The pressure on the palm of his injured hand registered it was too late for him to jerk away.
“Let me help you.” Briet’s voice cut through the voices and the pain as she turned to the gathered crowd. “It’ll be okay. I’m a doctor. He’ll be fine if you’d just let us through.”
Jason waved his good hand at people and followed Briet. “Fine, just fine.”
“You’re definitely not fine.” Her voice was low, for his ears only. She kept one hand pressed to his palm and the other firmly above his elbow. Wedging him close, she maneuvered them past the distraught manager, the frantic, grateful mother, and the rest of the morning crowd.
“That’s a severe burn. I have supplies in my lab that will take care of this.”
Jason leaned back against the elevator wall and closed his eyes for a second. When he opened them, they were already moving into Briet’s lab.
How the hell had that happened
? Pain must have deadened his perception
.
She pulled a lab stool over to the sink. “Sit here. You can rest against the wall while I get the sterile water.”
Jason sucked in his breath when her hand moved away from his.
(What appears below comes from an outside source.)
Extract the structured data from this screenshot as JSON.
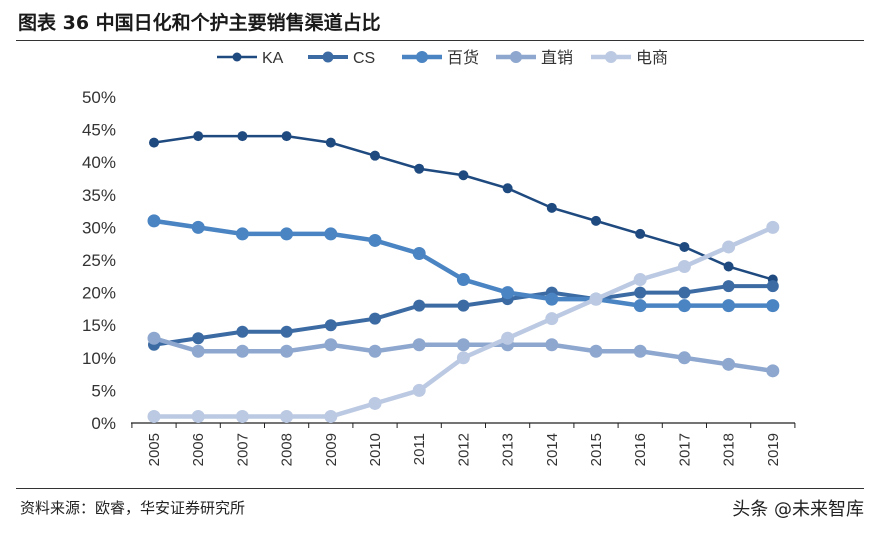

Sharp, raw heat flooded over his skin, as if it had been locked behind a gate and suddenly released.
Several interminable minutes later, she was back and loaded for battle: one squirt bottle, several bottles of sterile water, cream antiseptic, two clean towels, sterile gauze, and tape.
Briet watched Jason’s eyes close. The pale skin and faint lines around his mouth broadcast his refusal to show his pain. With care, she lifted his hand over the sink, cradled his palm in hers, and gently started the water at his wrist. She felt the tiny jerk of his muscles as the liquid reached the burned section but he said nothing. Continuing to flush the four to five inch section of his hand with fluid, she kept her contact with him. Ten to fifteen minutes later, she’d gone through four bottles of water and a small amount of her own energy, but the raw, angry red from the second-degree burn had paled. The flesh no longer threatened to blister and his breathing had evened out.
She glanced up and caught his expression as he looked at his hand and frowned. Her heart leapt to her throat at the sight of his healed skin. Her Guardian skill didn’t deliver healing—with one exception.
“Guess it really wasn’t that bad.” His blue eyes held the question. “Or else, you’re one incredible doctor.”
“It’s my gentle touch.” She laughed, more than a little uneasy, and busied herself putting away her supplies. The last thing she’d expected on this trial was to find her mate. Thankfully, she had been there in time to help him. Not that she was prepared to deal with him or the flurry of feelings she’d encountered since she’d first seen Jason Ballard. “Not sure how much attention you were paying downstairs?”
He shook his head.
“The little girl’s mother was very grateful.” Briet dipped her free hand into her lab coat pocket. “She left a card and asked for you to call her. The manager of the shop insisted he would cover any damages. He seems very worried you might sue.”
Jason winced. “Not really the image Welson wants to present.”
“So you’re always one hundred percent the company man.”
He lifted his palm from hers, flexed his hand slowly, and tried to clench it. “I wasn’t one downstairs.”
“The scalding would have permanently injured that child’s face.”
The shrug he gave her was casual, but the image of his quick maneuver still resonated in Briet’s mind. He’d acted without thought, his gut instinct to protect.
“What’s with all the refrigerators?”
Briet blinked, not bothering to look over her shoulder. He’d obviously recovered enough to take in the five small fridges she’d stocked beneath her lab counters. “I keep samples in there.”
“Samples from your patients?”
“Mostly.”
He stretched his neck and then turned back puzzled. “All the data results are in the system. Are these duplicate samples you’re keeping? You have concern about the validity of the results?”